4 ways collaborative leadership dramatically increases profit

When some of the most successful businesses are analysed, their leaders tend to have one thing in common; a collaborative leadership style.

According to William Buist, CEO of Abelard and Founder of xTEN Club, collaborative leaders have vision, presence, commitment and confidence as central traits, which help them foster achievement within their organisations:

1) A collaborative leader understands the vision of the company and can communicate it effectively

When Douglas Conant began working to turn around the struggling Campbell Soup Co, he focused much of his energy on improving employee engagement. He established a system of surveying the different work groups and ensuring that everyone discussed their progress on their goals. He promoted people from within the company and openly celebrated the achievements of team members. Conant personally sent out dozens of thank-you notes each week to employees to let them know that their work was appreciated. He made sure that workers at all levels understood and appreciated where the company was trying to go. The method worked and the company quickly turned around.

Leading an organisation requires the ability to see the company as a whole and the role that each person has in reaching the goals of the company.

When the company leaders articulate how the job of each person impacts the final goals of the organisation, they also help everyone remain focused and more productive.

2) A collaborative leader guides the organisation by example

The CEO of Costco, Jim Sinegal, has a reputation of being precisely this type of leader. He makes himself readily available to people at all levels of the organisation by taking the time to personally answer emails and phone calls. His salary is famously only $350,000 a year, although many CEOs of similar sized companies bring in many times that amount. He restricts himself because he does not believe he should earn more than 12 employees on the floor. Sinegal models the values of the organisation, enhancing the respect many feel for him, both within and outside the company.
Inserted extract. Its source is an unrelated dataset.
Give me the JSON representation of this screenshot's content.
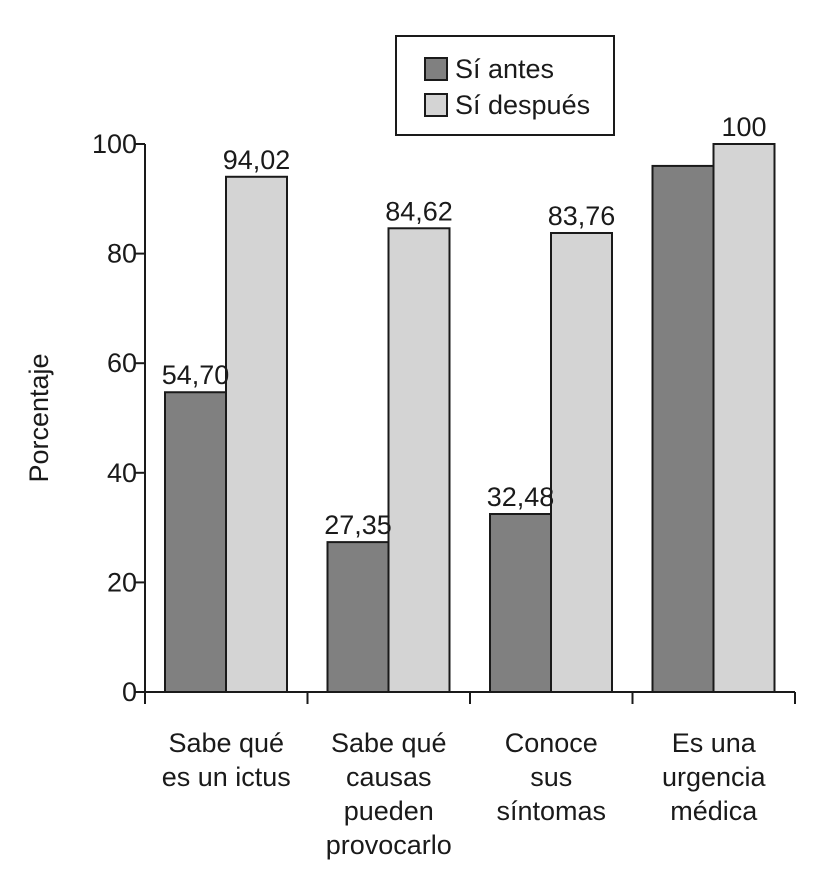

The leaders of a company are generally viewed as the embodiment of the values of that organisation, and employees look to them to learn about behavioral expectations. When the officers and managers of an organisation demonstrate their willingness to hear suggestions and collaborate on projects while also showing respect for employees and valuing their contributions, employees will follow suit..

3) A collaborative leader has confidence in their employees and therefore trusts them to problem-solve on their own

Brad Smith of Inuit has done a remarkable job. His company is widely considered one of the most successful financial software companies, particularly when it comes to popular software such as QuickBooks. One of his secrets to success, however, has been the culture of experimentation he encourages among his employees. He is known for giving his employees the space they need to try their ideas. He trusts his employees to embody the values and goals for the company and allows them to problem-solve and create new paths within the organisation.

Sometimes one of the most important lessons a leader can learn is how to let go. Too many leaders make the mistake of micromanaging their organisations. A collaborative leader is someone who feels confident in the hires they made and trusts them to make good decisions.

4) A collaborative leader creates an atmosphere which fosters collaboration in others

ING Direct Canada has abolished job titles and offices and encourages employees to work together to move the company forward. The leaders of the organisation will accept opinions from everyone in the company.

The Motley Fool has such a high dedication to promoting collaboration that they have a Chief Collaboration Officer. Employees are encouraged to work together through games as well as features, such as mobile desks, that make it easy to relocate.

Open communication is the key to moving companies forward. When employees go through the workday in their own circles, without interacting with others, they run the risk of losing sight of their own value and the goals of the organisation.

Creating and encouraging a spirit of collaboration will help employees feel comfortable sharing their ideas. For example, when marketing and sales teams get themselves on the same page and collaborate their efforts, businesses can see step change growth in revenue.

When an organisation has strong collaborative leaders managing the company, the business can reach incredible heights; it will have the tools it needs to innovate and position themselves at the forefront of their industry.